Updated: Feb 28, 2020
Strawberries that come in plastic boxes don’t always taste as good as they look. Same goes for apricots. Here’s an easy fix: Roast ’em. It’s amazing what a stint in the oven can do for less-than-stellar fruit. It brings out the sweetness and adds some nice carmelized notes, making them taste like the Platonic ideal of strawberry or apricot. Below, I tell you how to do this, and I give you ideas for how to use and store the roasted fruit.
I don't give amounts in the ingredients list because it all depends on how much fruit you're using. You need to taste as you go and add more lemon juice or sugar depending on how sweet the fruit is after roasting, and what your personal preferences are.
Method for strawberries:
Strawberries, rinsed and hulled (green part removed)
Lemon juice, freshly squeezed
Vanilla extract (optional)
Place the strawberries on a cookie sheet lined with parchment paper, pointy tips up. Bake in a preheated oven, 375 degrees, until the strawberries are soft and oozing juice, about 20-30 minutes (maybe longer depending on the size). Some of the strawberries may develop scorched tips. This is fine.
Transfer the strawberries to a bowl if you want to leave them whole. Or blend them if you want to make puree. Add the fresh lemon juice (about 2 teaspoons per heaping pint of berries), along with some sugar until it is the level of sweetness you prefer. A good rule of thumb is to add 25% sugar by weight of the strawberries. So, if you have 20 ounces of strawberries, add 5 ounces of sugar. But taste before you add. You may need less, you may need more. Stir in a dash of vanilla extract, if you want.
Method for apricots:
Same as for strawberries, except that you will use apricot halves, stones removed. Roast until the fruit is soft and oozing, about 20-30 minutes (or longer if the fruit is big). If there are scorch marks, don’t worry. Add the lemon juice and sugar to taste. Sometimes apricots taste better when they’re left on the tart side, so be gradual about the sugar, and keep tasting as you go along. Add the optional vanilla at the end, after you get the sweetness level right.
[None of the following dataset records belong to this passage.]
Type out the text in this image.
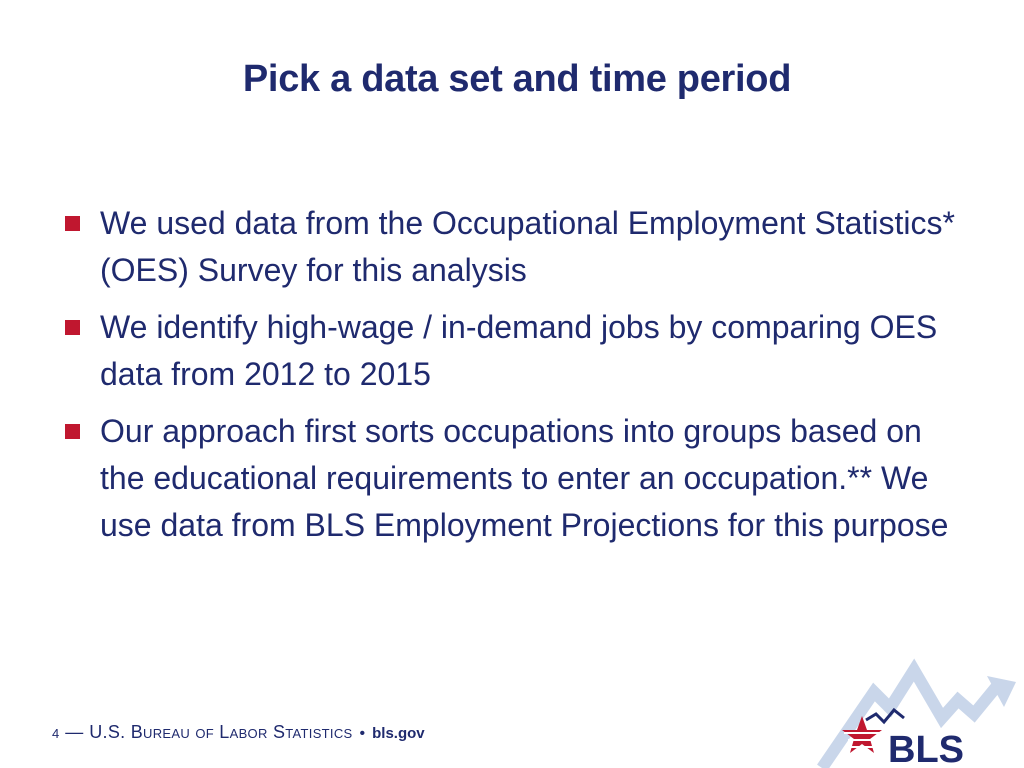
Pick a data set and time period
We used data from the Occupational Employment Statistics* (OES) Survey for this analysis
We identify high-wage / in-demand jobs by comparing OES data from 2012 to 2015
Our approach first sorts occupations into groups based on the educational requirements to enter an occupation.** We use data from BLS Employment Projections for this purpose
4 — U.S. Bureau of Labor Statistics • bls.gov	BLS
Some apricots develop a leathery skin after roasting. This problem disappears as soon as you puree them.
Store in the refrigerator in a glass jar for about 5 days, or freeze in ziploc bags for longer storage.
What to do with the roasted fruit: Roasted strawberries are good with some high-quality balsamic vinegar drizzled over them. Another idea: Stir roasted fruit into oatmeal or plain yogurt, or use as an ice cream topping. Puree can be swirled into cheesecake batter before baking, or spooned over cheesecake or pound cake at serving time. If you’re making your own ice cream, use some of the puree or fruit chunks in the cold ice cream base about ten minutes before the churning is finished.